Lancashire Legends, Traditions, Pageants, Sports, &c./Part 4/Scold's Brank or Bridle


Hanging up in the Warrington Museum may be seen a representation of a withered female face wearing the brank or scold's bridle; one of which instruments, as inflexible as iron and ingenuity can make it, for keeping an unruly tongue quiet by mechanical means, hangs up beside it. Almost within the time of living memory, Cicily Pewsill, an inmate of the workhouse, and a notorious scold, was seen wearing this disagreeable head-gear in the streets of Warrington, for half an hour or more. One can hardly conceive a punishment more degrading to the offender, or less calculated to refine the spectators, and yet it seems to have been common in every part of England, and there are few places where a brank or scold's bridle is not shown as the effective mode in which our fathers curbed an unruly tongue. Cicily Pewsill's case still lingers in tradition, as the last occasion of its application in Warrington, and it will soon pass into history.—Beamont's "Warrington in the Thirteenth Century."

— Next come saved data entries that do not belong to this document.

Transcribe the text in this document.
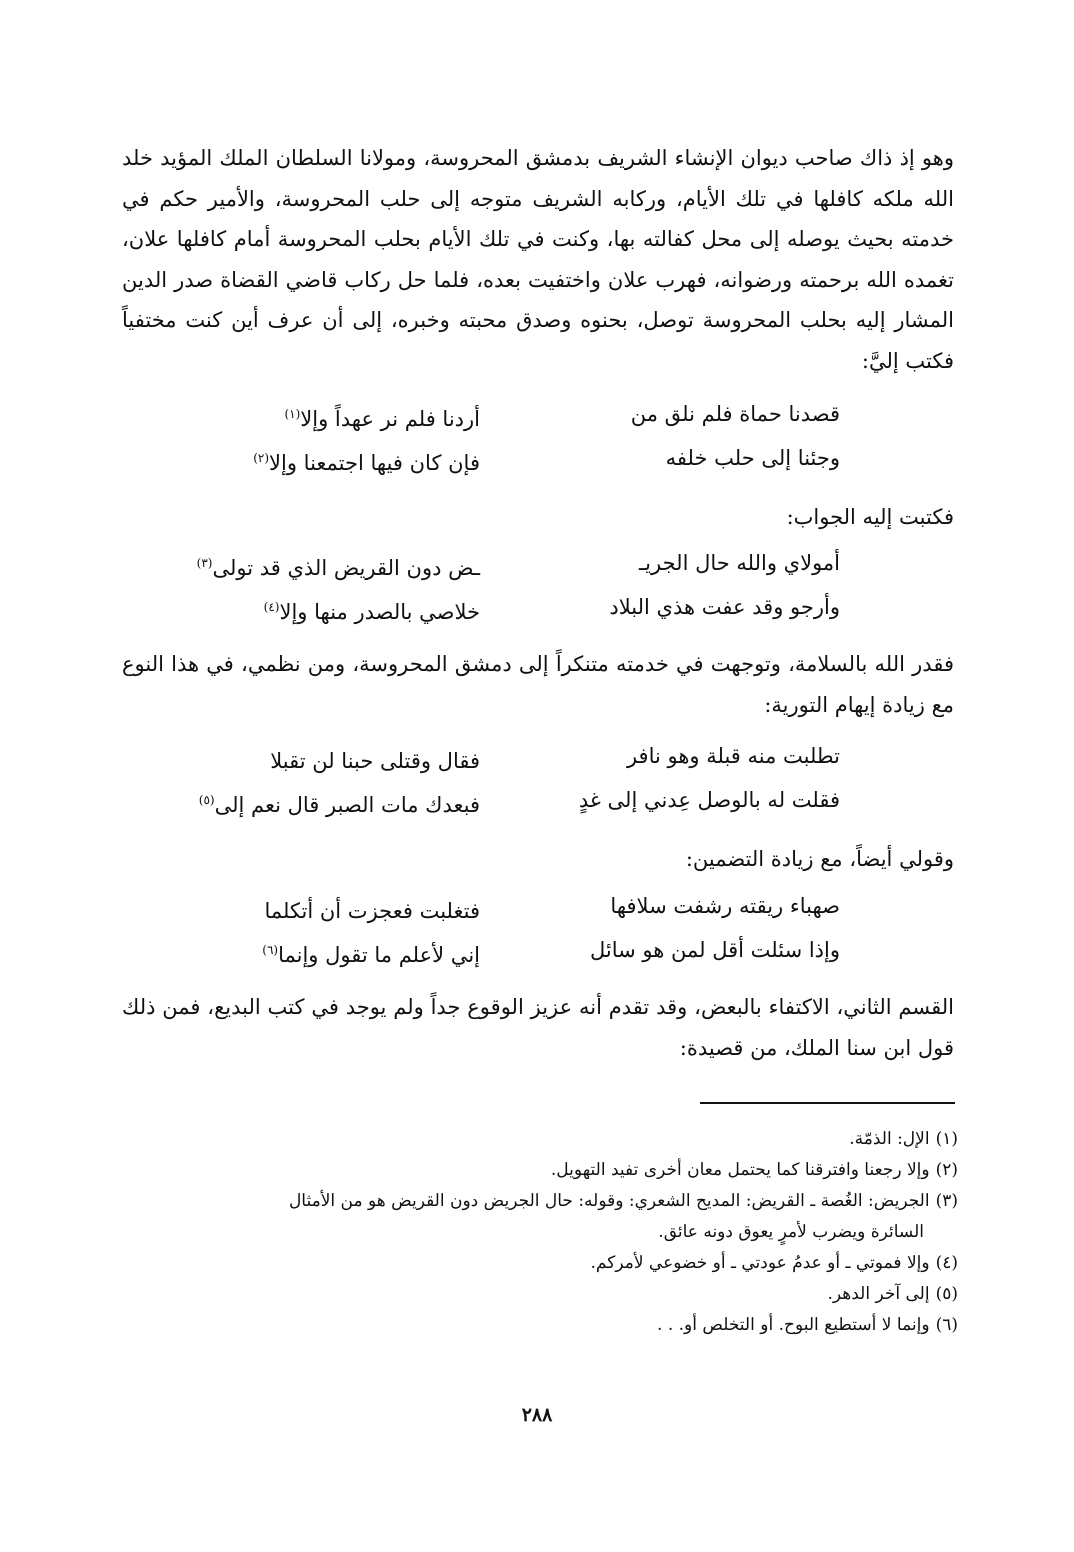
وهو إذ ذاك صاحب ديوان الإنشاء الشريف بدمشق المحروسة، ومولانا السلطان الملك المؤيد خلد الله ملكه كافلها في تلك الأيام، وركابه الشريف متوجه إلى حلب المحروسة، والأمير حكم في خدمته بحيث يوصله إلى محل كفالته بها، وكنت في تلك الأيام بحلب المحروسة أمام كافلها علان، تغمده الله برحمته ورضوانه، فهرب علان واختفيت بعده، فلما حل ركاب قاضي القضاة صدر الدين المشار إليه بحلب المحروسة توصل، بحنوه وصدق محبته وخبره، إلى أن عرف أين كنت مختفياً فكتب إليَّ:
قصدنا حماة فلم نلق من
أردنا فلم نر عهداً وإلا$^{(١)}$
وجئنا إلى حلب خلفه
فإن كان فيها اجتمعنا وإلا$^{(٢)}$
فكتبت إليه الجواب:
أمولاي والله حال الجريـ
ـض دون القريض الذي قد تولى$^{(٣)}$
وأرجو وقد عفت هذي البلاد
خلاصي بالصدر منها وإلا$^{(٤)}$
فقدر الله بالسلامة، وتوجهت في خدمته متنكراً إلى دمشق المحروسة، ومن نظمي، في هذا النوع مع زيادة إيهام التورية:
تطلبت منه قبلة وهو نافر
فقال وقتلى حبنا لن تقبلا
فقلت له بالوصل عِدني إلى غدٍ
فبعدك مات الصبر قال نعم إلى$^{(٥)}$
وقولي أيضاً، مع زيادة التضمين:
صهباء ريقته رشفت سلافها
فتغلبت فعجزت أن أتكلما
وإذا سئلت أقل لمن هو سائل
إني لأعلم ما تقول وإنما$^{(٦)}$
القسم الثاني، الاكتفاء بالبعض، وقد تقدم أنه عزيز الوقوع جداً ولم يوجد في كتب البديع، فمن ذلك قول ابن سنا الملك، من قصيدة:
(١)الإل: الذمّة.
(٢)وإلا رجعنا وافترقنا كما يحتمل معان أخرى تفيد التهويل.
(٣)الجريض: الغُصة ـ القريض: المديح الشعري: وقوله: حال الجريض دون القريض هو من الأمثال
السائرة ويضرب لأمرٍ يعوق دونه عائق.
(٤)وإلا فموتي ـ أو عدمُ عودتي ـ أو خضوعي لأمركم.
(٥)إلى آخر الدهر.
(٦)وإنما لا أستطيع البوح. أو التخلص أو. . .
٢٨٨
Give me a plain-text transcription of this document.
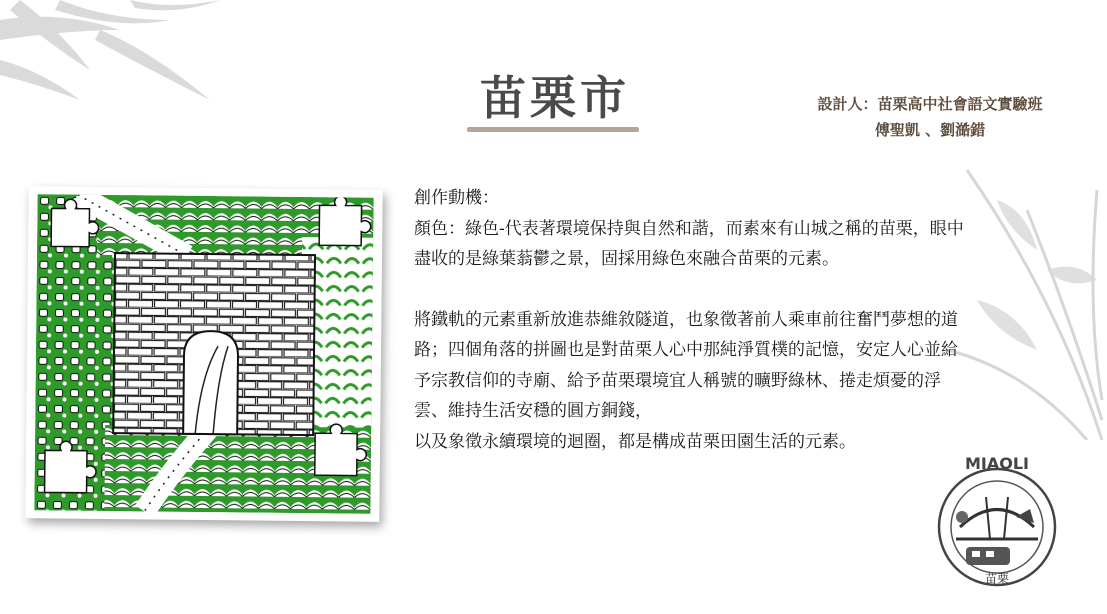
苗栗市	設計人：苗栗高中社會語文實驗班
傅聖凱 、劉澔錯
創作動機：
顏色：綠色-代表著環境保持與自然和諧，而素來有山城之稱的苗栗，眼中
盡收的是綠葉蓊鬱之景，固採用綠色來融合苗栗的元素。
將鐵軌的元素重新放進恭維敘隧道，也象徵著前人乘車前往奮鬥夢想的道
路；四個角落的拼圖也是對苗栗人心中那純淨質樸的記憶，安定人心並給
予宗教信仰的寺廟、給予苗栗環境宜人稱號的曠野綠林、捲走煩憂的浮
雲、維持生活安穩的圓方銅錢，
以及象徵永續環境的迴圈，都是構成苗栗田園生活的元素。
MIAOLI
苗栗
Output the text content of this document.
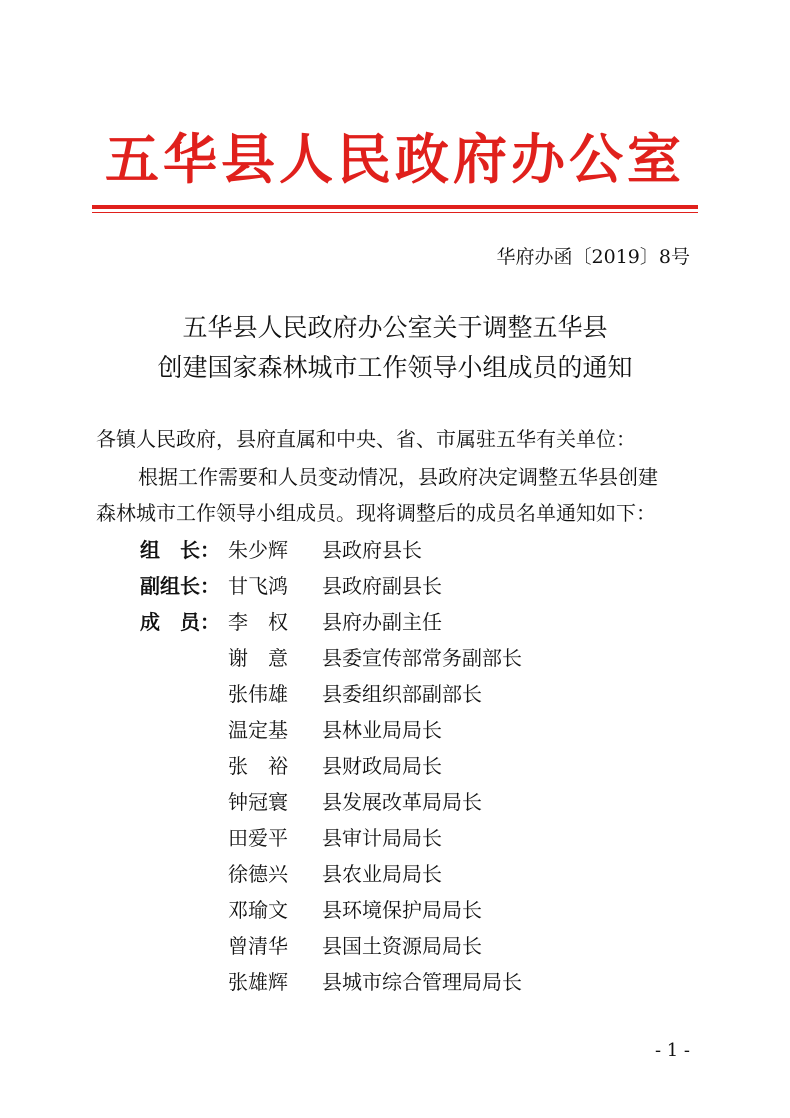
五华县人民政府办公室
华府办函〔2019〕8号
五华县人民政府办公室关于调整五华县
创建国家森林城市工作领导小组成员的通知
各镇人民政府，县府直属和中央、省、市属驻五华有关单位：
根据工作需要和人员变动情况，县政府决定调整五华县创建
森林城市工作领导小组成员。现将调整后的成员名单通知如下：
组　长： 朱少辉 县政府县长
副组长： 甘飞鸿 县政府副县长
成　员： 李　权 县府办副主任
谢　意 县委宣传部常务副部长
张伟雄 县委组织部副部长
温定基 县林业局局长
张　裕 县财政局局长
钟冠寰 县发展改革局局长
田爱平 县审计局局长
徐德兴 县农业局局长
邓瑜文 县环境保护局局长
曾清华 县国土资源局局长
张雄辉 县城市综合管理局局长
- 1 -
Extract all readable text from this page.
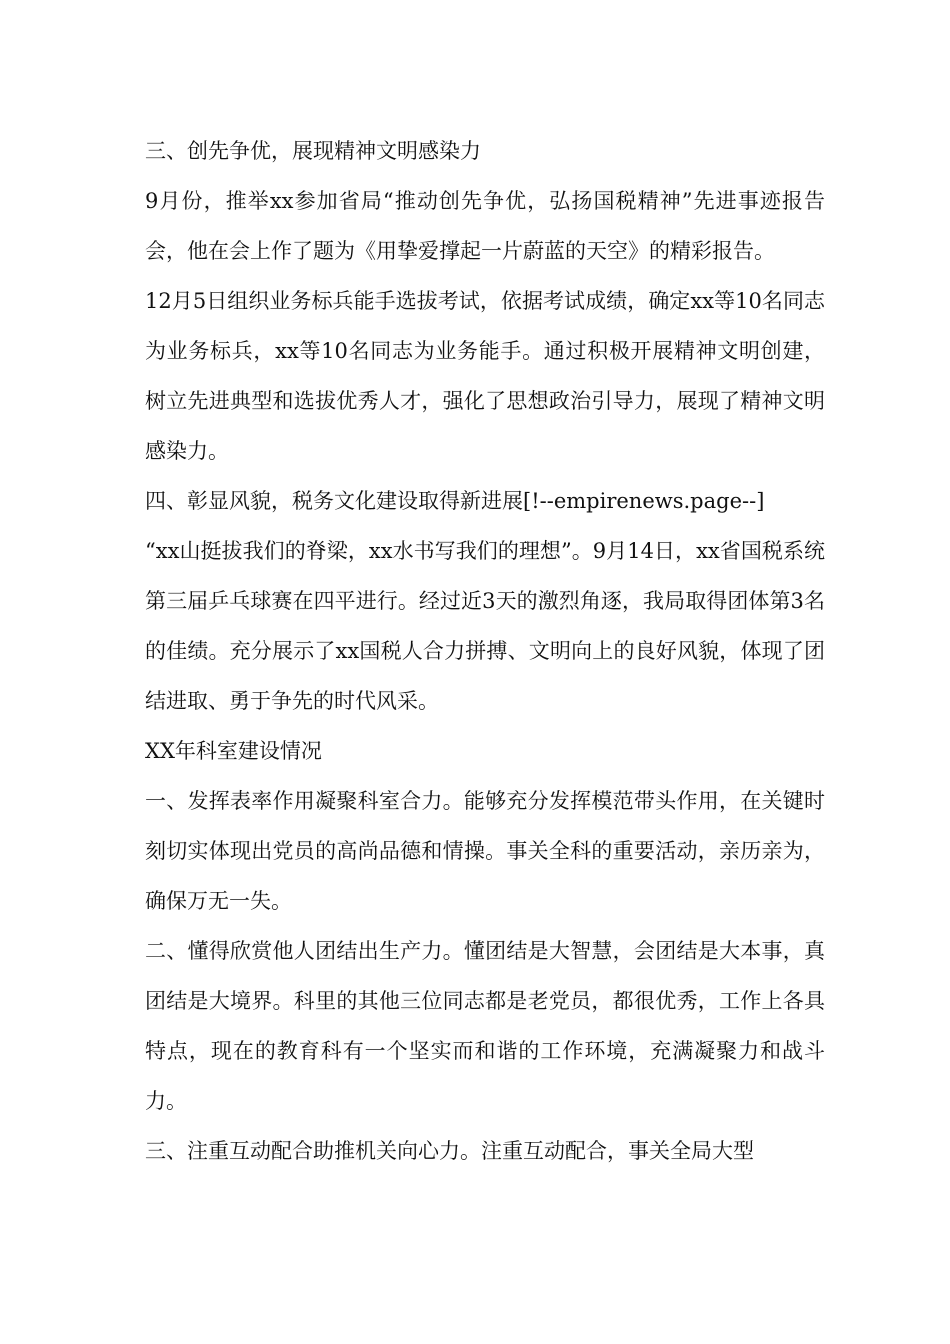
三、创先争优，展现精神文明感染力

9月份，推举xx参加省局“推动创先争优，弘扬国税精神”先进事迹报告会，他在会上作了题为《用挚爱撑起一片蔚蓝的天空》的精彩报告。

12月5日组织业务标兵能手选拔考试，依据考试成绩，确定xx等10名同志为业务标兵，xx等10名同志为业务能手。通过积极开展精神文明创建，树立先进典型和选拔优秀人才，强化了思想政治引导力，展现了精神文明感染力。

四、彰显风貌，税务文化建设取得新进展[!--empirenews.page--]

“xx山挺拔我们的脊梁，xx水书写我们的理想”。9月14日，xx省国税系统第三届乒乓球赛在四平进行。经过近3天的激烈角逐，我局取得团体第3名的佳绩。充分展示了xx国税人合力拼搏、文明向上的良好风貌，体现了团结进取、勇于争先的时代风采。

XX年科室建设情况

一、发挥表率作用凝聚科室合力。能够充分发挥模范带头作用，在关键时刻切实体现出党员的高尚品德和情操。事关全科的重要活动，亲历亲为，确保万无一失。

二、懂得欣赏他人团结出生产力。懂团结是大智慧，会团结是大本事，真团结是大境界。科里的其他三位同志都是老党员，都很优秀，工作上各具特点，现在的教育科有一个坚实而和谐的工作环境，充满凝聚力和战斗力。

三、注重互动配合助推机关向心力。注重互动配合，事关全局大型
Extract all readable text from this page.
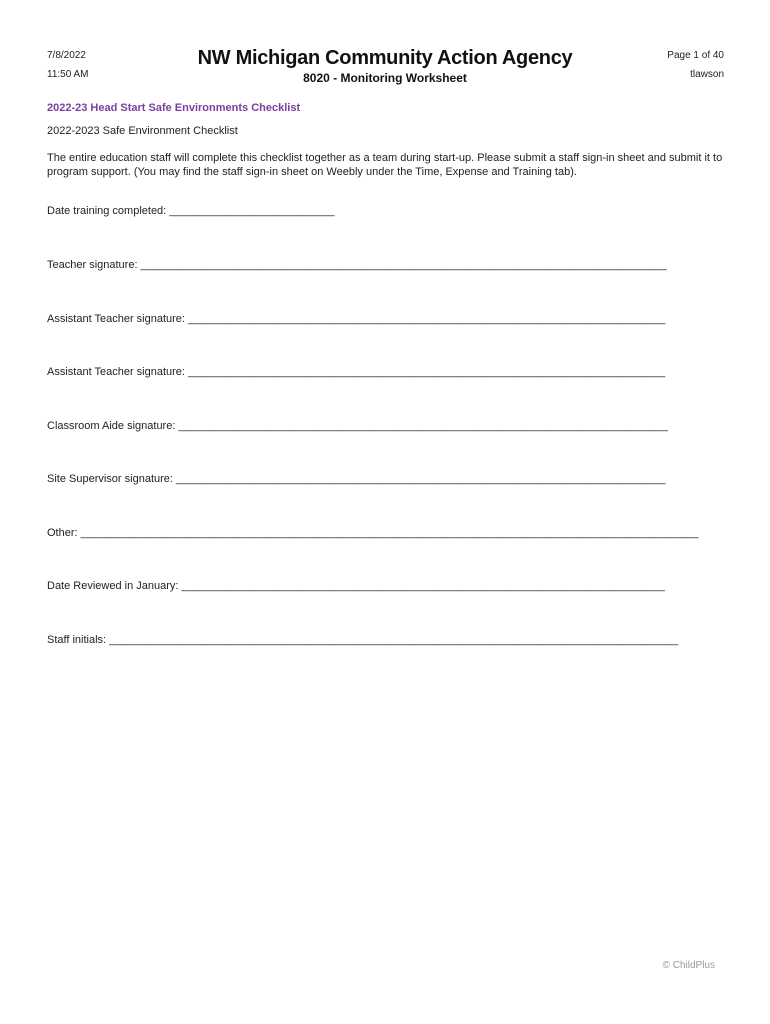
7/8/2022
11:50 AM
NW Michigan Community Action Agency
8020 - Monitoring Worksheet
Page 1 of 40
tlawson
2022-23 Head Start Safe Environments Checklist
2022-2023 Safe Environment Checklist
The entire education staff will complete this checklist together as a team during start-up. Please submit a staff sign-in sheet and submit it to program support. (You may find the staff sign-in sheet on Weebly under the Time, Expense and Training tab).
Date training completed: ___________________________
Teacher signature: ______________________________________________________________________________________
Assistant Teacher signature: ______________________________________________________________________________
Assistant Teacher signature: ______________________________________________________________________________
Classroom Aide signature: ________________________________________________________________________________
Site Supervisor signature: ________________________________________________________________________________
Other: _____________________________________________________________________________________________________
Date Reviewed in January: _______________________________________________________________________________
Staff initials: _____________________________________________________________________________________________
© ChildPlus
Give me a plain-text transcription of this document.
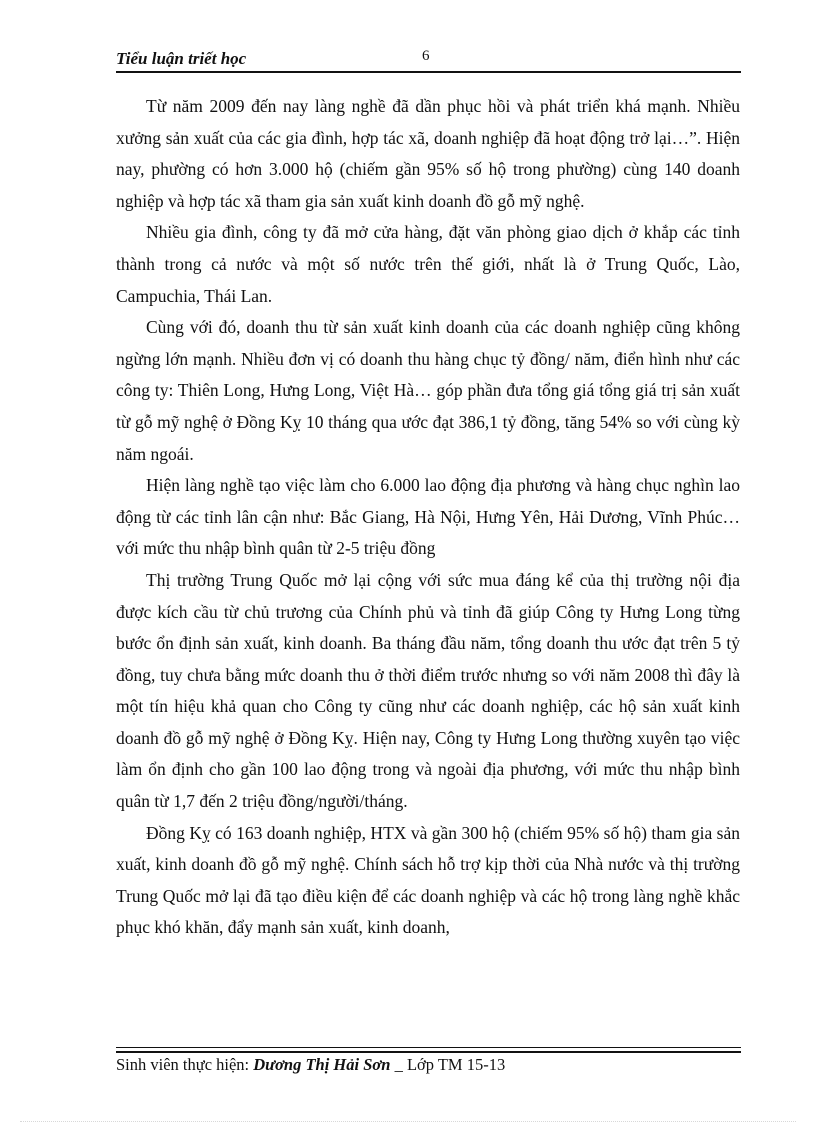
Tiểu luận triết học	6

Từ năm 2009 đến nay làng nghề đã dần phục hồi và phát triển khá mạnh. Nhiều xưởng sản xuất của các gia đình, hợp tác xã, doanh nghiệp đã hoạt động trở lại…”. Hiện nay, phường có hơn 3.000 hộ (chiếm gần 95% số hộ trong phường) cùng 140 doanh nghiệp và hợp tác xã tham gia sản xuất kinh doanh đồ gỗ mỹ nghệ.

Nhiều gia đình, công ty đã mở cửa hàng, đặt văn phòng giao dịch ở khắp các tỉnh thành trong cả nước và một số nước trên thế giới, nhất là ở Trung Quốc, Lào, Campuchia, Thái Lan.

Cùng với đó, doanh thu từ sản xuất kinh doanh của các doanh nghiệp cũng không ngừng lớn mạnh. Nhiều đơn vị có doanh thu hàng chục tỷ đồng/ năm, điển hình như các công ty: Thiên Long, Hưng Long, Việt Hà… góp phần đưa tổng giá tổng giá trị sản xuất từ gỗ mỹ nghệ ở Đồng Kỵ 10 tháng qua ước đạt 386,1 tỷ đồng, tăng 54% so với cùng kỳ năm ngoái.

Hiện làng nghề tạo việc làm cho 6.000 lao động địa phương và hàng chục nghìn lao động từ các tỉnh lân cận như: Bắc Giang, Hà Nội, Hưng Yên, Hải Dương, Vĩnh Phúc… với mức thu nhập bình quân từ 2-5 triệu đồng

Thị trường Trung Quốc mở lại cộng với sức mua đáng kể của thị trường nội địa được kích cầu từ chủ trương của Chính phủ và tỉnh đã giúp Công ty Hưng Long từng bước ổn định sản xuất, kinh doanh. Ba tháng đầu năm, tổng doanh thu ước đạt trên 5 tỷ đồng, tuy chưa bằng mức doanh thu ở thời điểm trước nhưng so với năm 2008 thì đây là một tín hiệu khả quan cho Công ty cũng như các doanh nghiệp, các hộ sản xuất kinh doanh đồ gỗ mỹ nghệ ở Đồng Kỵ. Hiện nay, Công ty Hưng Long thường xuyên tạo việc làm ổn định cho gần 100 lao động trong và ngoài địa phương, với mức thu nhập bình quân từ 1,7 đến 2 triệu đồng/người/tháng.

Đồng Kỵ có 163 doanh nghiệp, HTX và gần 300 hộ (chiếm 95% số hộ) tham gia sản xuất, kinh doanh đồ gỗ mỹ nghệ. Chính sách hỗ trợ kịp thời của Nhà nước và thị trường Trung Quốc mở lại đã tạo điều kiện để các doanh nghiệp và các hộ trong làng nghề khắc phục khó khăn, đẩy mạnh sản xuất, kinh doanh,

Sinh viên thực hiện: Dương Thị Hải Sơn _ Lớp TM 15-13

Dr Whitaker, the historian of Whalley, formerly possessed a scold's brank, which had evidently done much duty. Dr Plott says:—"This artifice is much to be preferred to the ducking-stool, which not only endangers the health of the party, but gives liberty of tongue betwixt every dip. . . . The offender, by order of the magistrate, when the brank is fastened with a padlock behind, is led round the town by an officer, to her shame." The present occupier of Holme is not aware what has become of his grandfather's brank.